GitHub - couchbase-examples/rag-demo-llama-index: A RAG demo using LlamaIndex that allows you to chat with your uploaded PDF documents

RAG Demo using Couchbase, Streamlit, LlamaIndex, and OpenAI

This is a demo app built to chat with your custom PDFs using the vector search capabilities of Couchbase to augment the OpenAI results in a Retrieval-Augmented-Generation (RAG) model.

Two Vector Search Implementations

This demo provides two implementations showcasing different Couchbase vector search approaches:

FTS-Based Vector Search (FTS/chat_with_pdf_search.py) - Uses Full Text Search indexes
GSI-Based Vector Search (GSI/chat_with_pdf_query.py) - Uses Global Secondary Indexes

How does it work?

You can upload your PDFs with custom data & ask questions about the data in the chat box.

For each question, you will get two answers:

one using RAG (Couchbase logo)
one using pure LLM - OpenAI (🤖).

For RAG, we are using LlamaIndex, Couchbase Vector Search & OpenAI. We fetch parts of the PDF relevant to the question using Vector search & add it as the context to the LLM. The LLM is instructed to answer based on the context from the Vector Store.

Setup Instructions

Install dependencies

pip install -r requirements.txt

Set the environment secrets

Copy the secrets.example.toml file in .streamlit folder and rename it to secrets.toml and replace the placeholders with the actual values for your environment.

For FTS Vector Search (FTS/chat_with_pdf_search.py):

OPENAI_API_KEY = "<open_ai_api_key>"
DB_CONN_STR = "<connection_string_for_couchbase_cluster>"
DB_USERNAME = "<username_for_couchbase_cluster>"
DB_PASSWORD = "<password_for_couchbase_cluster>"
DB_BUCKET = "<name_of_bucket_to_store_documents>"
DB_SCOPE = "<name_of_scope_to_store_documents>"
DB_COLLECTION = "<name_of_collection_to_store_documents>"
INDEX_NAME = "<name_of_fts_index_with_vector_support>"
AUTH_ENABLED = "False"
LOGIN_PASSWORD = "<password_to_access_the_streamlit_app>"
# Required for streamlit cloud as downloads are restricted to default locations
NLTK_DATA = "/tmp/nltk-corpora"
TIKTOKEN_CACHE_DIR = "/tmp/tiktoken-cache"

For GSI Vector Search (GSI/chat_with_pdf_query.py):

OPENAI_API_KEY = "<open_ai_api_key>"
DB_CONN_STR = "<connection_string_for_couchbase_cluster>"
DB_USERNAME = "<username_for_couchbase_cluster>"
DB_PASSWORD = "<password_for_couchbase_cluster>"
DB_BUCKET = "<name_of_bucket_to_store_documents>"
DB_SCOPE = "<name_of_scope_to_store_documents>"
DB_COLLECTION = "<name_of_collection_to_store_documents>"
AUTH_ENABLED = "False"
LOGIN_PASSWORD = "<password_to_access_the_streamlit_app>"
# Required for streamlit cloud as downloads are restricted to default locations
NLTK_DATA = "/tmp/nltk-corpora"
TIKTOKEN_CACHE_DIR = "/tmp/tiktoken-cache"

Note: GSI approach does not require the INDEX_NAME parameter.

The last two parameters are required only if you are deploying on the streamlit cloud.

Approach 1: FTS-Based Vector Search

Prerequisites

Couchbase Server 7.6+ or Couchbase Capella

FTS Index Creation

The application automatically creates the FTS index when it starts up using the create_fts_index() function.
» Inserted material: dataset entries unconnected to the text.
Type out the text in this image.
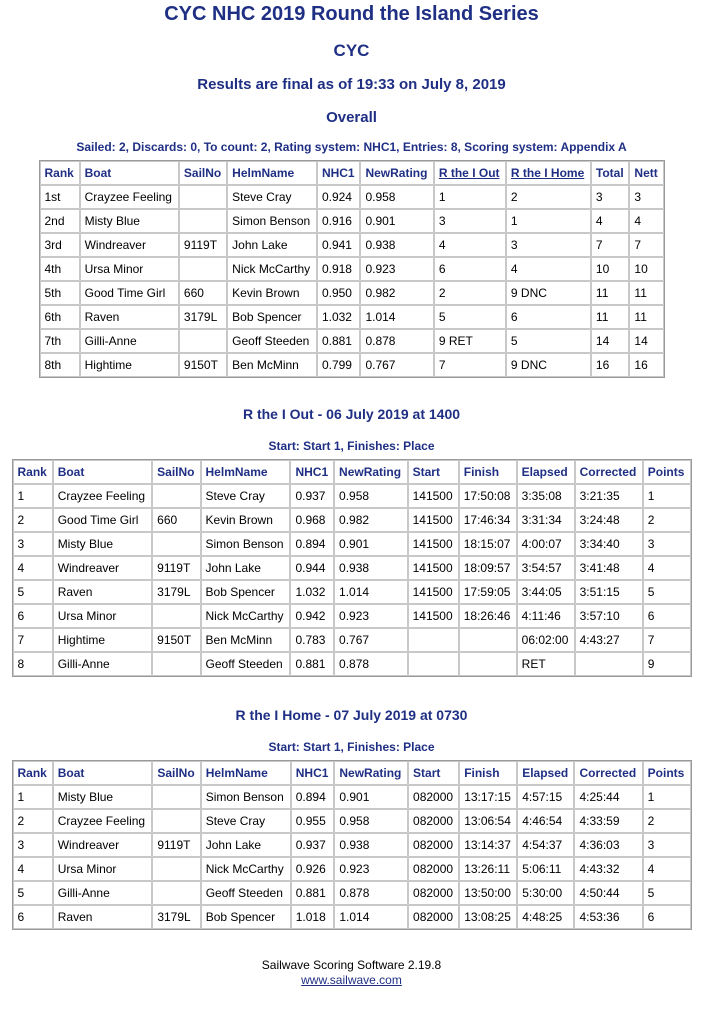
CYC NHC 2019 Round the Island Series
CYC
Results are final as of 19:33 on July 8, 2019
Overall

Sailed: 2, Discards: 0, To count: 2, Rating system: NHC1, Entries: 8, Scoring system: Appendix A

Rank	Boat	SailNo	HelmName	NHC1	NewRating	R the I Out	R the I Home	Total	Nett
1st	Crayzee Feeling		Steve Cray	0.924	0.958	1	2	3	3
2nd	Misty Blue		Simon Benson	0.916	0.901	3	1	4	4
3rd	Windreaver	9119T	John Lake	0.941	0.938	4	3	7	7
4th	Ursa Minor		Nick McCarthy	0.918	0.923	6	4	10	10
5th	Good Time Girl	660	Kevin Brown	0.950	0.982	2	9 DNC	11	11
6th	Raven	3179L	Bob Spencer	1.032	1.014	5	6	11	11
7th	Gilli-Anne		Geoff Steeden	0.881	0.878	9 RET	5	14	14
8th	Hightime	9150T	Ben McMinn	0.799	0.767	7	9 DNC	16	16
R the I Out - 06 July 2019 at 1400

Start: Start 1, Finishes: Place

Rank	Boat	SailNo	HelmName	NHC1	NewRating	Start	Finish	Elapsed	Corrected	Points
1	Crayzee Feeling		Steve Cray	0.937	0.958	141500	17:50:08	3:35:08	3:21:35	1
2	Good Time Girl	660	Kevin Brown	0.968	0.982	141500	17:46:34	3:31:34	3:24:48	2
3	Misty Blue		Simon Benson	0.894	0.901	141500	18:15:07	4:00:07	3:34:40	3
4	Windreaver	9119T	John Lake	0.944	0.938	141500	18:09:57	3:54:57	3:41:48	4
5	Raven	3179L	Bob Spencer	1.032	1.014	141500	17:59:05	3:44:05	3:51:15	5
6	Ursa Minor		Nick McCarthy	0.942	0.923	141500	18:26:46	4:11:46	3:57:10	6
7	Hightime	9150T	Ben McMinn	0.783	0.767			06:02:00	4:43:27	7
8	Gilli-Anne		Geoff Steeden	0.881	0.878			RET		9
R the I Home - 07 July 2019 at 0730

Start: Start 1, Finishes: Place

Rank	Boat	SailNo	HelmName	NHC1	NewRating	Start	Finish	Elapsed	Corrected	Points
1	Misty Blue		Simon Benson	0.894	0.901	082000	13:17:15	4:57:15	4:25:44	1
2	Crayzee Feeling		Steve Cray	0.955	0.958	082000	13:06:54	4:46:54	4:33:59	2
3	Windreaver	9119T	John Lake	0.937	0.938	082000	13:14:37	4:54:37	4:36:03	3
4	Ursa Minor		Nick McCarthy	0.926	0.923	082000	13:26:11	5:06:11	4:43:32	4
5	Gilli-Anne		Geoff Steeden	0.881	0.878	082000	13:50:00	5:30:00	4:50:44	5
6	Raven	3179L	Bob Spencer	1.018	1.014	082000	13:08:25	4:48:25	4:53:36	6
Sailwave Scoring Software 2.19.8
www.sailwave.com
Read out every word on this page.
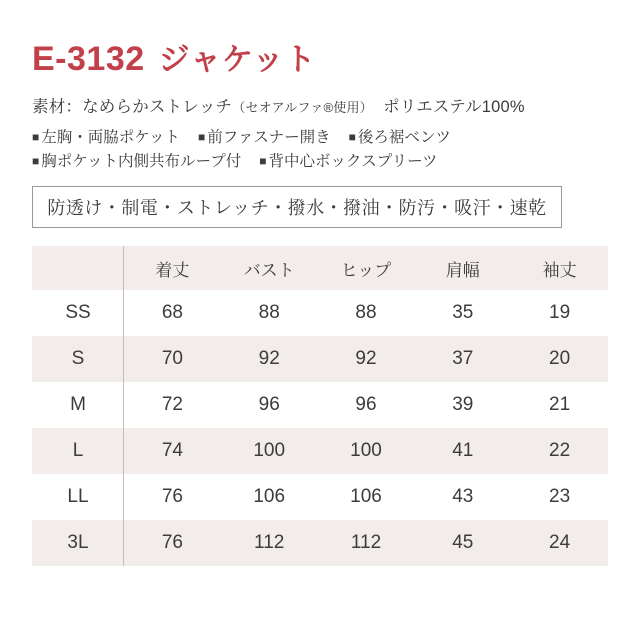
E-3132 ジャケット
素材：なめらかストレッチ（セオアルファ®使用）　 ポリエステル100%
■ 左胸・両脇ポケット ■ 前ファスナー開き ■ 後ろ裾ベンツ
■ 胸ポケット内側共布ループ付 ■ 背中心ボックスプリーツ
防透け・制電・ストレッチ・撥水・撥油・防汚・吸汗・速乾
	着丈	バスト	ヒップ	肩幅	袖丈
SS	68	88	88	35	19
S	70	92	92	37	20
M	72	96	96	39	21
L	74	100	100	41	22
LL	76	106	106	43	23
3L	76	112	112	45	24
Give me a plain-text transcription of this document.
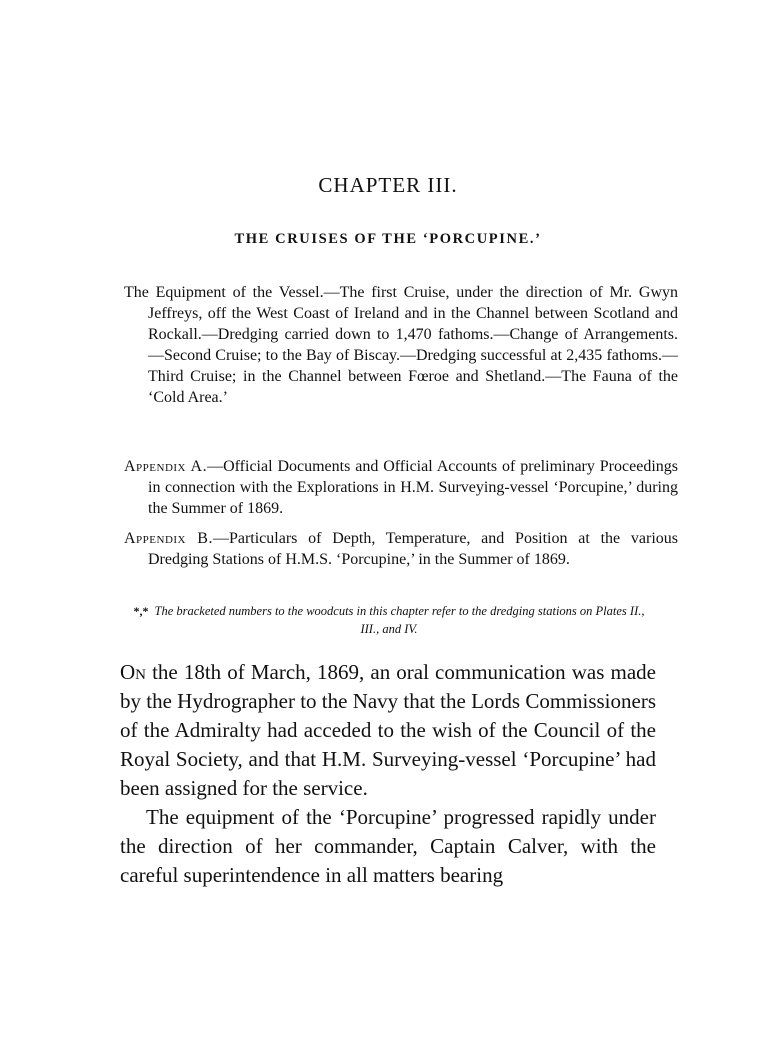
CHAPTER III.
THE CRUISES OF THE ‘PORCUPINE.’
The Equipment of the Vessel.—The first Cruise, under the direction of Mr. Gwyn Jeffreys, off the West Coast of Ireland and in the Channel between Scotland and Rockall.—Dredging carried down to 1,470 fathoms.—Change of Arrangements.—Second Cruise; to the Bay of Biscay.—Dredging successful at 2,435 fathoms.—Third Cruise; in the Channel between Fœroe and Shetland.—The Fauna of the ‘Cold Area.’
Appendix A.—Official Documents and Official Accounts of preliminary Proceedings in connection with the Explorations in H.M. Surveying-vessel ‘Porcupine,’ during the Summer of 1869.
Appendix B.—Particulars of Depth, Temperature, and Position at the various Dredging Stations of H.M.S. ‘Porcupine,’ in the Summer of 1869.
*,* The bracketed numbers to the woodcuts in this chapter refer to the dredging stations on Plates II., III., and IV.

On the 18th of March, 1869, an oral communication was made by the Hydrographer to the Navy that the Lords Commissioners of the Admiralty had acceded to the wish of the Council of the Royal Society, and that H.M. Surveying-vessel ‘Porcupine’ had been assigned for the service.

The equipment of the ‘Porcupine’ progressed rapidly under the direction of her commander, Captain Calver, with the careful superintendence in all matters bearing
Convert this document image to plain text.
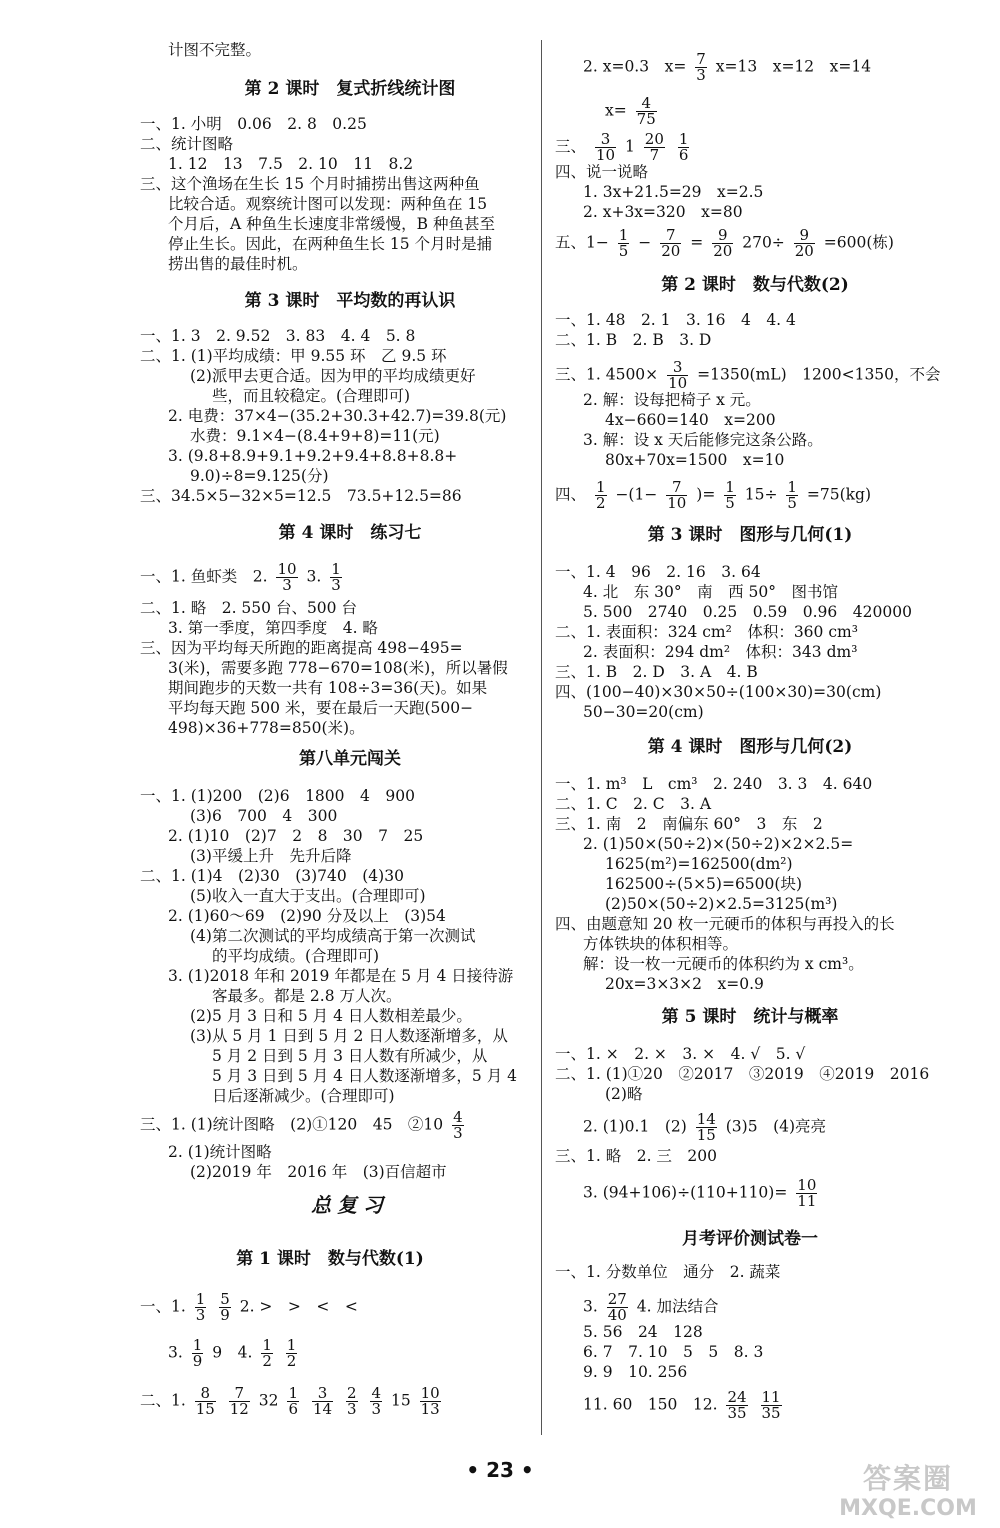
计图不完整。
第 2 课时　复式折线统计图
一、1. 小明　0.06　2. 8　0.25
二、统计图略
1. 12　13　7.5　2. 10　11　8.2
三、这个渔场在生长 15 个月时捕捞出售这两种鱼
比较合适。观察统计图可以发现：两种鱼在 15
个月后，A 种鱼生长速度非常缓慢，B 种鱼甚至
停止生长。因此，在两种鱼生长 15 个月时是捕
捞出售的最佳时机。
第 3 课时　平均数的再认识
一、1. 3　2. 9.52　3. 83　4. 4　5. 8
二、1. (1)平均成绩：甲 9.55 环　乙 9.5 环
(2)派甲去更合适。因为甲的平均成绩更好
些，而且较稳定。(合理即可)
2. 电费：37×4−(35.2+30.3+42.7)=39.8(元)
水费：9.1×4−(8.4+9+8)=11(元)
3. (9.8+8.9+9.1+9.2+9.4+8.8+8.8+
9.0)÷8=9.125(分)
三、34.5×5−32×5=12.5　73.5+12.5=86
第 4 课时　练习七
一、1. 鱼虾类　2. $\frac{10}{3} 3$. $\frac{1}{3}$
二、1. 略　2. 550 台、500 台
3. 第一季度，第四季度　4. 略
三、因为平均每天所跑的距离提高 498−495=
3(米)，需要多跑 778−670=108(米)，所以暑假
期间跑步的天数一共有 108÷3=36(天)。如果
平均每天跑 500 米，要在最后一天跑(500−
498)×36+778=850(米)。
第八单元闯关
一、1. (1)200　(2)6　1800　4　900
(3)6　700　4　300
2. (1)10　(2)7　2　8　30　7　25
(3)平缓上升　先升后降
二、1. (1)4　(2)30　(3)740　(4)30
(5)收入一直大于支出。(合理即可)
2. (1)60～69　(2)90 分及以上　(3)54
(4)第二次测试的平均成绩高于第一次测试
的平均成绩。(合理即可)
3. (1)2018 年和 2019 年都是在 5 月 4 日接待游
客最多。都是 2.8 万人次。
(2)5 月 3 日和 5 月 4 日人数相差最少。
(3)从 5 月 1 日到 5 月 2 日人数逐渐增多，从
5 月 2 日到 5 月 3 日人数有所减少，从
5 月 3 日到 5 月 4 日人数逐渐增多，5 月 4
日后逐渐减少。(合理即可)
三、1. (1)统计图略　(2)①120　45　②10 $\frac{4}{3}$
2. (1)统计图略
(2)2019 年　2016 年　(3)百信超市
总复习
第 1 课时　数与代数(1)
一、1. $\frac{1}{3}$
$\frac{5}{9} 2$. >　>　<　<
3. $\frac{1}{9} 9$　4. $\frac{1}{2}$
$\frac{1}{2}$
二、1. $\frac{8}{15}$
$\frac{7}{12} 32 \frac{1}{6}$
$\frac{3}{14}$
$\frac{2}{3}$
$\frac{4}{3} 15 \frac{10}{13}$
2. x=0.3　$x= \frac{7}{3} x=13$　x=12　x=14
$x= \frac{4}{75}$
三、 $\frac{3}{10} 1 \frac{20}{7}$
$\frac{1}{6}$
四、说一说略
1. 3x+21.5=29　x=2.5
2. x+3x=320　x=80
五、$1- \frac{1}{5} - \frac{7}{20} = \frac{9}{20} 270\div \frac{9}{20} =600$(栋)
第 2 课时　数与代数(2)
一、1. 48　2. 1　3. 16　4　4. 4
二、1. B　2. B　3. D
三、1. $4500\times \frac{3}{10} =1350(mL)$　1200<1350，不会
2. 解：设每把椅子 x 元。
4x−660=140　x=200
3. 解：设 x 天后能修完这条公路。
80x+70x=1500　x=10
四、 $\frac{1}{2} -(1- \frac{7}{10}$ )= $\frac{1}{5} 15\div \frac{1}{5} =75(kg)$
第 3 课时　图形与几何(1)
一、1. 4　96　2. 16　3. 64
4. 北　东 30°　南　西 50°　图书馆
5. 500　2740　0.25　0.59　0.96　420000
二、1. 表面积：324 cm²　体积：360 cm³
2. 表面积：294 dm²　体积：343 dm³
三、1. B　2. D　3. A　4. B
四、(100−40)×30×50÷(100×30)=30(cm)
50−30=20(cm)
第 4 课时　图形与几何(2)
一、1. m³　L　cm³　2. 240　3. 3　4. 640
二、1. C　2. C　3. A
三、1. 南　2　南偏东 60°　3　东　2
2. (1)50×(50÷2)×(50÷2)×2×2.5=
1625(m²)=162500(dm²)
162500÷(5×5)=6500(块)
(2)50×(50÷2)×2.5=3125(m³)
四、由题意知 20 枚一元硬币的体积与再投入的长
方体铁块的体积相等。
解：设一枚一元硬币的体积约为 x cm³。
20x=3×3×2　x=0.9
第 5 课时　统计与概率
一、1. ×　2. ×　3. ×　4. √　5. √
二、1. (1)①20　②2017　③2019　④2019　2016
(2)略
2. (1)0.1　$(2) \frac{14}{15} (3)5$　(4)亮亮
三、1. 略　2. 三　200
3. $(94+106)\div(110+110)= \frac{10}{11}$
月考评价测试卷一
一、1. 分数单位　通分　2. 蔬菜
3. $\frac{27}{40} 4$. 加法结合
5. 56　24　128
6. 7　7. 10　5　5　8. 3
9. 9　10. 256
11. 60　150　12. $\frac{24}{35}$
$\frac{11}{35}$
• 23 •	答案圈
MXQE.COM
The index is created with the following configuration:

Index Name: Specified by the INDEX_NAME environment variable
Vector field: embedding with 1536 dimensions
Text field: text (indexed and stored)
Similarity metric: dot_product
Vector optimization: Optimized for recall

The index definition uses dynamic type mapping based on your scope and collection names (e.g., {scope_name}.{collection_name}).

If you prefer to create the index manually through the Couchbase UI, you can do so:

Couchbase Capella
- Import the index.json file in FTS fodler in Capella using the instructions in the above documentation.

Run the FTS application

streamlit run FTS/chat_with_pdf_search.py

Approach 2: GSI-Based Vector Search

Prerequisites

Couchbase Server 8.0+ or Couchbase Capella

This approach uses CouchbaseQueryVectorStore which leverages Global Secondary Index (GSI) for vector search. The vector search is performed using SQL++ queries with cosine similarity distance metric.

Understanding Vector Index Types

Couchbase offers different types of vector indexes for GSI-based vector search:

Hyperscale Vector Indexes (BHIVE)

Best for pure vector searches - content discovery, recommendations, semantic search
High performance with low memory footprint - designed to scale to billions of vectors
Optimized for concurrent operations - supports simultaneous searches and inserts
Use when: You primarily perform vector-only queries without complex scalar filtering
Ideal for: Large-scale semantic search, recommendation systems, content discovery

Composite Vector Indexes

Best for filtered vector searches - combines vector search with scalar value filtering
Efficient pre-filtering - scalar attributes reduce the vector comparison scope
Use when: Your queries combine vector similarity with scalar filters that eliminate large portions of data
Ideal for: Compliance-based filtering, user-specific searches, time-bounded queries

Choosing the Right Index Type

Start with Hyperscale Vector Index for pure vector searches and large datasets
Use Composite Vector Index when scalar filters significantly reduce your search space
Consider your dataset size: Hyperscale scales to billions, Composite works well for tens of millions to billions

For more details, see the Couchbase Vector Index documentation.

Important: The vector index should be created after ingesting the documents (uploading PDFs).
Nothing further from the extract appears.